Mitigating Moisture Migration in Pharma: A Coupled COMSOL and Experimental Approach
Understanding and controlling moisture migration is paramount in the pharmaceutical industry to ensure the quality, safety, and efficacy of drug products across their entire lifecycle, from raw material receipt to final product distribution. Uncontrolled moisture migration can lead to significant issues, including flowability problems, chemical degradation, undesirable physical changes, and compromised drug efficacy. This research investigates the complex interplay of moisture transport and material interactions within pharmaceutical powders under varying environmental conditions, leveraging a synergistic approach combining computational modeling with experimental validation.
COMSOL Multiphysics® was utilized to develop a robust multiphysics model simulating water vapor diffusion and sorption within pharmaceutical materials. The model incorporates material-specific parameters such as moisture sorption isotherms, diffusion coefficients, particle size, compressibility, and permeability of pharmaceutical excipients. The problem was defined by integrating multiple physics modules including Transport of Diluted Species interface, Heat Transfer and Porous Media and Subsurface Flow modules.
Experimental validation was conducted using custom-designed setups that tracked moisture migration behavior in real-time within controlled environments. Moisture-sensitive pharmaceutical powder beds were exposed to controlled headspace relative humidity (RH), with continuous in-situ monitoring using RH sensors. The temporal evolution of RH within the bed and, indirectly, the moisture uptake by the solid sample, provided direct experimental data for comparison and validation of the COMSOL predictions.
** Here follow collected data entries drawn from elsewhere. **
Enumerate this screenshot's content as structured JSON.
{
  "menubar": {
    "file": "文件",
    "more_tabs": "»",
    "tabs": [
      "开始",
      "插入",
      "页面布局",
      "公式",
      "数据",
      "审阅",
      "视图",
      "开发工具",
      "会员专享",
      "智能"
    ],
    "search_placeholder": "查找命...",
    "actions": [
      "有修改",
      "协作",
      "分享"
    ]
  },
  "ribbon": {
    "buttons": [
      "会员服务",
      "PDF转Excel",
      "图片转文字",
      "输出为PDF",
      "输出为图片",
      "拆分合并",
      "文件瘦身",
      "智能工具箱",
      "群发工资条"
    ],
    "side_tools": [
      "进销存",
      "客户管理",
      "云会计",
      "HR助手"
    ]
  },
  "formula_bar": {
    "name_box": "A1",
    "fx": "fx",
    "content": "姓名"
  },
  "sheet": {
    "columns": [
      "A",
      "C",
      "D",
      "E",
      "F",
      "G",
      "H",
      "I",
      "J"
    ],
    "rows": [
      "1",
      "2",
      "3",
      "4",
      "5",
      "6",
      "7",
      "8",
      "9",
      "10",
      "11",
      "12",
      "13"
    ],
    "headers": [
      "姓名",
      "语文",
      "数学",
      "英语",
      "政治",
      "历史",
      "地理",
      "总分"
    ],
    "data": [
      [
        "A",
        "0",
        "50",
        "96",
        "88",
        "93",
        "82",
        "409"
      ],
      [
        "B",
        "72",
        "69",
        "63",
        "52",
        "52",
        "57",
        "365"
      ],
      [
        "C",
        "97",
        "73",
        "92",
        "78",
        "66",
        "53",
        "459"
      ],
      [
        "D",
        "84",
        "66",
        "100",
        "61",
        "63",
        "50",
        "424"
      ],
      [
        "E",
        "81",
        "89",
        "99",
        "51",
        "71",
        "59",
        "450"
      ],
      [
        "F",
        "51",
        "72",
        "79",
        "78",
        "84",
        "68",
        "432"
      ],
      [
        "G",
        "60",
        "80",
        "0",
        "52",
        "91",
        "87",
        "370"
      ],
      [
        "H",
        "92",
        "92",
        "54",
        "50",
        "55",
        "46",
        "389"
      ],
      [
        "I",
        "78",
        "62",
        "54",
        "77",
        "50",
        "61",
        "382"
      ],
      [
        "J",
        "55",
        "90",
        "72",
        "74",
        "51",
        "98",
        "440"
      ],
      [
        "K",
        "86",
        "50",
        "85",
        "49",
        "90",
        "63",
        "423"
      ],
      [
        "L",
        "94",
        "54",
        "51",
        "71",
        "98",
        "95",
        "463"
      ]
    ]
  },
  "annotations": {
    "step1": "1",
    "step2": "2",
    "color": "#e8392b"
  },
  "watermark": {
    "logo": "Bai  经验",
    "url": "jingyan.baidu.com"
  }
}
Our results demonstrate strong agreement between the COMSOL model's predictions for moisture ingress rates and internal moisture distribution and the experimental data obtained from in-situ RH sensor measurements. This integrated modeling and experimental approach not only deepens the understanding of moisture transport mechanisms in various pharmaceutical matrices but also facilitates the identification of critical moisture hotspots and vulnerable processing stages (e.g., open-air transfer, intermediate holding). The developed and validated models can serve as a powerful tool for optimizing storage conditions, guiding the design of improved moisture-barrier packaging, and informing advanced process control strategies to minimize moisture-induced degradation, thereby enhancing the handleability, robustness, and longevity of pharmaceutical excipients and finished products.